Les acheteurs français sont désormais une force motrice dans le marché du luxe du centre de Londres

Les acheteurs français sont devenus une force motrice sur le marché du logement de luxe du centre de Londres, selon de nouvelles données publiées lundi.

Les acheteurs français ont représenté 11 % de toutes les transactions haut de gamme impliquant des acheteurs étrangers dans la capitale britannique au cours des neuf premiers mois de cette année, ce qui en fait la cohorte la plus active d’acheteurs étrangers, selon une étude du cabinet de courtage Knight Frank.


Les acheteurs français étaient suivis par les Hongkongais et les Américains, qui étaient à égalité en deuxième position, chacun d’eux représentant 9,2 % de toutes les ventes de maisons aux étrangers dans le centre de Londres, selon le rapport.

Le rapport sur les acheteurs étrangers à Londres marque un changement par rapport aux dernières années, où les acheteurs de Chine continentale étaient le plus grand groupe d’acheteurs étrangers dans le centre de Londres. Ils représentaient 15 % de toutes les transactions étrangères dans la capitale au cours des neuf premiers mois de 2019, et cette année, ce chiffre est tombé à 8,3 %, ce qui montre à quel point la pandémie a interrompu les habitudes de voyage et de consommation habituelles.

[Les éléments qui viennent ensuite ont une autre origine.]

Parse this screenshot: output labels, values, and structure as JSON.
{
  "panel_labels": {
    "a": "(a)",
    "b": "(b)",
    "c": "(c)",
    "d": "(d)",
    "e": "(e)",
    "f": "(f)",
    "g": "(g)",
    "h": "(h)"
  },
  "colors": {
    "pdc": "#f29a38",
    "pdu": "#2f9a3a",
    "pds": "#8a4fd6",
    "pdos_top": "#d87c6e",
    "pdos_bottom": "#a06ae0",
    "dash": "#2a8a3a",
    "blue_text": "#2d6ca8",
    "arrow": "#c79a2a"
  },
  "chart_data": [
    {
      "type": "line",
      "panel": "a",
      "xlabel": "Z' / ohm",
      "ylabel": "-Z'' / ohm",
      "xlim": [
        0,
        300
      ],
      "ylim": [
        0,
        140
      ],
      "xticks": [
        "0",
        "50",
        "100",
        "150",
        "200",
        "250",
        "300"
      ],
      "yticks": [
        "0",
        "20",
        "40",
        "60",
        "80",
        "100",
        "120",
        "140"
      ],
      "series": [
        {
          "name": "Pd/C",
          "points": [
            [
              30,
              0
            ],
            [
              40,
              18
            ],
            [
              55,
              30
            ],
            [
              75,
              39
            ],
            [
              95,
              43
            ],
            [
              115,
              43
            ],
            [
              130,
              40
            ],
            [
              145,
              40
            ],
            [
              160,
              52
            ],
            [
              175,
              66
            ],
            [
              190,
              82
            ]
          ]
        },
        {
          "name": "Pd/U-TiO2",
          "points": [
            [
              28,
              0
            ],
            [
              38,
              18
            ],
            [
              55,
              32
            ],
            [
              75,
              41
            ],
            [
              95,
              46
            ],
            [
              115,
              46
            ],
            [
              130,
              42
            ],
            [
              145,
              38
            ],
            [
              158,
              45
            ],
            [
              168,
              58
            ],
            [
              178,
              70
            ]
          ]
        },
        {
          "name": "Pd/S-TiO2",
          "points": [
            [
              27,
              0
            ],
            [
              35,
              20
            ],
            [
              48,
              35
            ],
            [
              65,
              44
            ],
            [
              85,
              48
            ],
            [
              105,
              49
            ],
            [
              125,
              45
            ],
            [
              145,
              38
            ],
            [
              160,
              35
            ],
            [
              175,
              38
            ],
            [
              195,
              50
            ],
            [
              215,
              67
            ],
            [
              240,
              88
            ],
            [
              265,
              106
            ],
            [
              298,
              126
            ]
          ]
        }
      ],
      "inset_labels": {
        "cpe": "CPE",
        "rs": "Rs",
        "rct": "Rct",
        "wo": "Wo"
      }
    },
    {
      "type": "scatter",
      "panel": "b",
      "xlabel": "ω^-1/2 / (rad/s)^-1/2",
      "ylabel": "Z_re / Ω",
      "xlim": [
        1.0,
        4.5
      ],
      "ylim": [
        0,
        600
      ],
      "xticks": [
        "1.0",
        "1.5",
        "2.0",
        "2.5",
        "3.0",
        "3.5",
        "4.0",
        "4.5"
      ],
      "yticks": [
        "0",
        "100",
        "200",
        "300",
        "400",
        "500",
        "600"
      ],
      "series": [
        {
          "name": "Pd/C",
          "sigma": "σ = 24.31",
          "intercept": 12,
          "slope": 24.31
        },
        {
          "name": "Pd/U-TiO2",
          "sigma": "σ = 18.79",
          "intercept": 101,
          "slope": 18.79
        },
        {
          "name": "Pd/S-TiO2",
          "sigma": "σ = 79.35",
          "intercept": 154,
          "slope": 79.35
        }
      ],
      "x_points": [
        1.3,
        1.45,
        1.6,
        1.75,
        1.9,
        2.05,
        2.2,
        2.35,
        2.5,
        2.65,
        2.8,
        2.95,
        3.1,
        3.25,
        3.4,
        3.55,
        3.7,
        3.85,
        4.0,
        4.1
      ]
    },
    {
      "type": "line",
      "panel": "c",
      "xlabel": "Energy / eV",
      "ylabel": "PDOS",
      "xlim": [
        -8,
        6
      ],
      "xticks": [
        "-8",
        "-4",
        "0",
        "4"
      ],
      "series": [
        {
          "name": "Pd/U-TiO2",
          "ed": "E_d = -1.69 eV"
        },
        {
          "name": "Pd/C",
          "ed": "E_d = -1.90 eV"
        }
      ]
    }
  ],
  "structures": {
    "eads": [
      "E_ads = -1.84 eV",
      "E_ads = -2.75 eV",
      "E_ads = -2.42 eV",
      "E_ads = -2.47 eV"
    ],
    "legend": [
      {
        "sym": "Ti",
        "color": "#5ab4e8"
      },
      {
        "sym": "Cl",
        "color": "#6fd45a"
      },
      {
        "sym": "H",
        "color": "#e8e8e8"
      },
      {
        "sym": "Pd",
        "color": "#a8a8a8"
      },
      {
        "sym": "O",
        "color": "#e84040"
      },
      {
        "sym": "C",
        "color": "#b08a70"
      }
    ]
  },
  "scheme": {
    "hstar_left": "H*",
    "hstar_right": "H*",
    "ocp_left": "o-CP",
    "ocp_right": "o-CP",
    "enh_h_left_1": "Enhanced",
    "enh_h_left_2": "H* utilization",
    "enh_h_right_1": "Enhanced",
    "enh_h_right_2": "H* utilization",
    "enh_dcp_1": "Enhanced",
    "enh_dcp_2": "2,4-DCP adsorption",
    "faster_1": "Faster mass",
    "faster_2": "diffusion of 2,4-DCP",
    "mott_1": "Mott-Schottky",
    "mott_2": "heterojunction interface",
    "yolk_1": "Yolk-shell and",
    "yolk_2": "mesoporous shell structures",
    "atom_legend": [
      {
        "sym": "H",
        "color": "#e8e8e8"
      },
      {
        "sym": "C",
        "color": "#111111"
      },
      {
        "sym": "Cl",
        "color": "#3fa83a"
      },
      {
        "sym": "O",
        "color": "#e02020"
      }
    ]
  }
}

En raison des restrictions sur les voyages, les acheteurs britanniques représentaient un pourcentage plus élevé des transactions de luxe à Londres en 2020, jusqu’à 59 % au cours des neuf premiers mois de l’année, contre moins de la moitié au cours de la même période l’année précédente.

Les prix des maisons dans le centre de Londres sont en baisse depuis des années, suite à l’augmentation des droits de mutation immobilière en 2014 et 2016. Dans le même temps, la faiblesse de la livre sterling a créé une opportunité pour les acheteurs étrangers. Elle a fait de Londres une destination attrayante pour les acheteurs étrangers, malgré la crise sanitaire du Covid-19 et le “bruit de fond de Brexit”, a déclaré Tom Bill, responsable de la recherche résidentielle chez Knight Frank.

Depuis le référendum de Brexit à la mi-2016, les acheteurs basés en euros ont obtenu une réduction effective de 30 %, tandis que les acheteurs basés en dollars bénéficient maintenant d’une réduction d’environ 27 % par rapport à il y a quatre ans, a ajouté M. Bill.

“C’est un grand nombre, indépendamment de la dernière rhétorique entourant Brexit”, a-t-il déclaré.


Le Royaume-Uni prévoit de prélever un droit de timbre supplémentaire de 2 % sur les acheteurs étrangers à partir d’avril, un coût supplémentaire qui a incité certains à l’étranger à acheter à Londres avant l’entrée en vigueur de la nouvelle taxe.

D’autres groupes d’acheteurs importants à Londres en 2020 ont inclus des acheteurs indiens, italiens, suisses et australiens, selon le rapport.